O colchão
Dona Maria de Lourdes ainda não sabe, mas foi no mesmo
instante-segundo-momento em que escutou o baque, o estalo surdo de madeira
partida, que sua estratégia se foi. Desandou. E com ela partem abraçados juntos
e de mãos dadas todos os seus sonhos. Os de garantir uma vida segura para sua
única amada filha.
Quanto ao som abafado deste desdobramento trágico, Maria de Lourdes sabe
de onde vem.

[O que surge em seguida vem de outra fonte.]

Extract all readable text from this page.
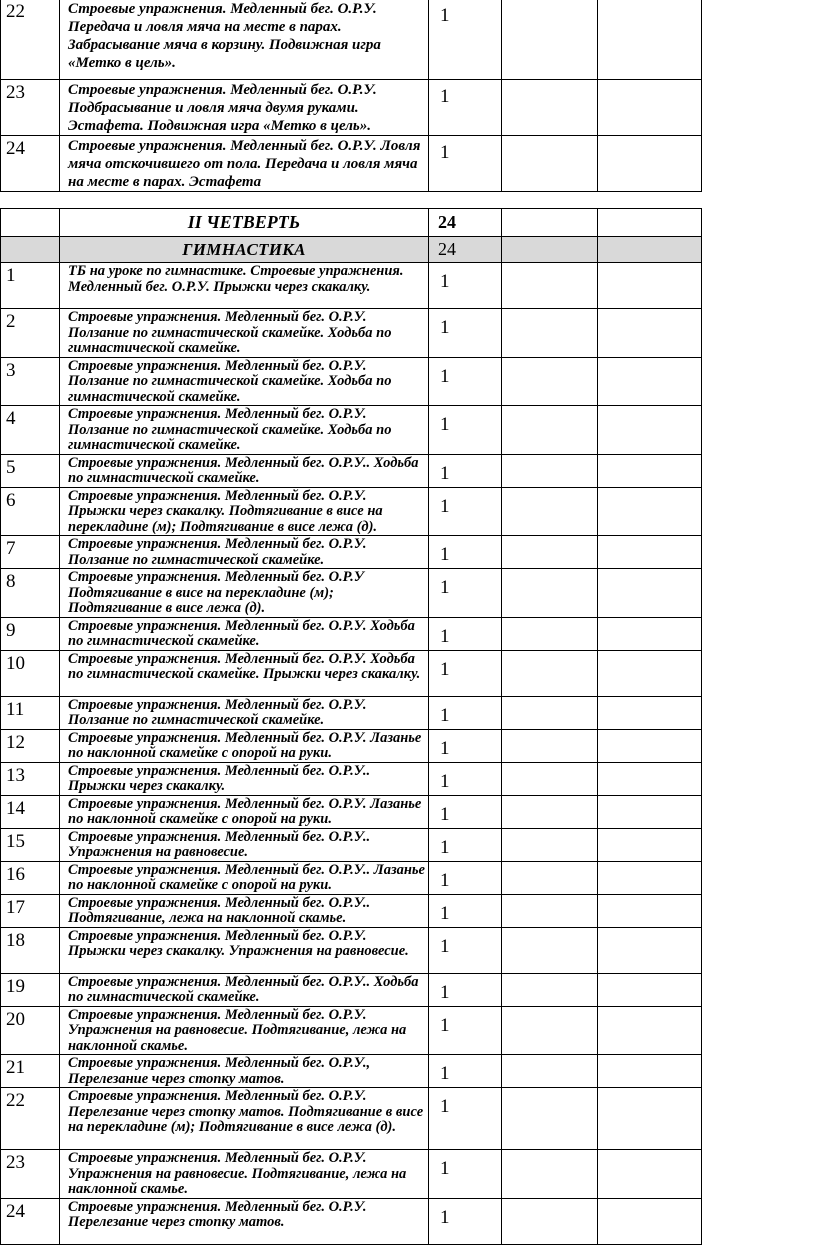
22	Строевые упражнения. Медленный бег. О.Р.У. Передача и ловля мяча на месте в парах. Забрасывание мяча в корзину. Подвижная игра «Метко в цель».	1		
23	Строевые упражнения. Медленный бег. О.Р.У. Подбрасывание и ловля мяча двумя руками. Эстафета. Подвижная игра «Метко в цель».	1		
24	Строевые упражнения. Медленный бег. О.Р.У. Ловля мяча отскочившего от пола. Передача и ловля мяча на месте в парах. Эстафета	1		
	II ЧЕТВЕРТЬ	24		
	ГИМНАСТИКА	24		
1	ТБ на уроке по гимнастике. Строевые упражнения. Медленный бег. О.Р.У. Прыжки через скакалку.	1		
2	Строевые упражнения. Медленный бег. О.Р.У. Ползание по гимнастической скамейке. Ходьба по гимнастической скамейке.	1		
3	Строевые упражнения. Медленный бег. О.Р.У. Ползание по гимнастической скамейке. Ходьба по гимнастической скамейке.	1		
4	Строевые упражнения. Медленный бег. О.Р.У. Ползание по гимнастической скамейке. Ходьба по гимнастической скамейке.	1		
5	Строевые упражнения. Медленный бег. О.Р.У.. Ходьба по гимнастической скамейке.	1		
6	Строевые упражнения. Медленный бег. О.Р.У. Прыжки через скакалку. Подтягивание в висе на перекладине (м); Подтягивание в висе лежа (д).	1		
7	Строевые упражнения. Медленный бег. О.Р.У. Ползание по гимнастической скамейке.	1		
8	Строевые упражнения. Медленный бег. О.Р.У Подтягивание в висе на перекладине (м); Подтягивание в висе лежа (д).	1		
9	Строевые упражнения. Медленный бег. О.Р.У. Ходьба по гимнастической скамейке.	1		
10	Строевые упражнения. Медленный бег. О.Р.У. Ходьба по гимнастической скамейке. Прыжки через скакалку.	1		
11	Строевые упражнения. Медленный бег. О.Р.У. Ползание по гимнастической скамейке.	1		
12	Строевые упражнения. Медленный бег. О.Р.У. Лазанье по наклонной скамейке с опорой на руки.	1		
13	Строевые упражнения. Медленный бег. О.Р.У.. Прыжки через скакалку.	1		
14	Строевые упражнения. Медленный бег. О.Р.У. Лазанье по наклонной скамейке с опорой на руки.	1		
15	Строевые упражнения. Медленный бег. О.Р.У.. Упражнения на равновесие.	1		
16	Строевые упражнения. Медленный бег. О.Р.У.. Лазанье по наклонной скамейке с опорой на руки.	1		
17	Строевые упражнения. Медленный бег. О.Р.У.. Подтягивание, лежа на наклонной скамье.	1		
18	Строевые упражнения. Медленный бег. О.Р.У. Прыжки через скакалку. Упражнения на равновесие.	1		
19	Строевые упражнения. Медленный бег. О.Р.У.. Ходьба по гимнастической скамейке.	1		
20	Строевые упражнения. Медленный бег. О.Р.У. Упражнения на равновесие. Подтягивание, лежа на наклонной скамье.	1		
21	Строевые упражнения. Медленный бег. О.Р.У., Перелезание через стопку матов.	1		
22	Строевые упражнения. Медленный бег. О.Р.У. Перелезание через стопку матов. Подтягивание в висе на перекладине (м); Подтягивание в висе лежа (д).	1		
23	Строевые упражнения. Медленный бег. О.Р.У. Упражнения на равновесие. Подтягивание, лежа на наклонной скамье.	1		
24	Строевые упражнения. Медленный бег. О.Р.У. Перелезание через стопку матов.	1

Dos fundos da casa, do quarto da filha Giovana, a menina crescida que
há poucos dias completava quinze anos. Comemorados com bolo caseiro e aquele
inusitado presente – sobre a cama jaz agora... um colchão. Dobrado, o estranho
presente ganho da mãe pela menina Giovana é a prova seca daquela vilania
materna, do desastre de uma tosca estratégia mal pensada. O colchão. Esta é uma
história de erros e medidas.
No quarto, sobre o dorso afundado na cama, repousa o inusitado presente
da mãe, este objeto de casal que surgirá depois aos olhos espantados dos vizinhos
que acorreram à gritaria, para saberem da cena, esta mesma encenação que a mãe
agora assiste agora como a um fado, fato sobre o qual nada mais pode fazer, pobre
destino... Quem sabe um aviso de que não seria mesmo desta vez que deixariam
aquela vida de miséria-periferia-violência. Contudo hoje, para os intentos rudes
e práticos da dona-de-casa Maria de Lourdes, hoje ela descobre que os seus
sonhos não se realizarão. Definitivamente, hoje não.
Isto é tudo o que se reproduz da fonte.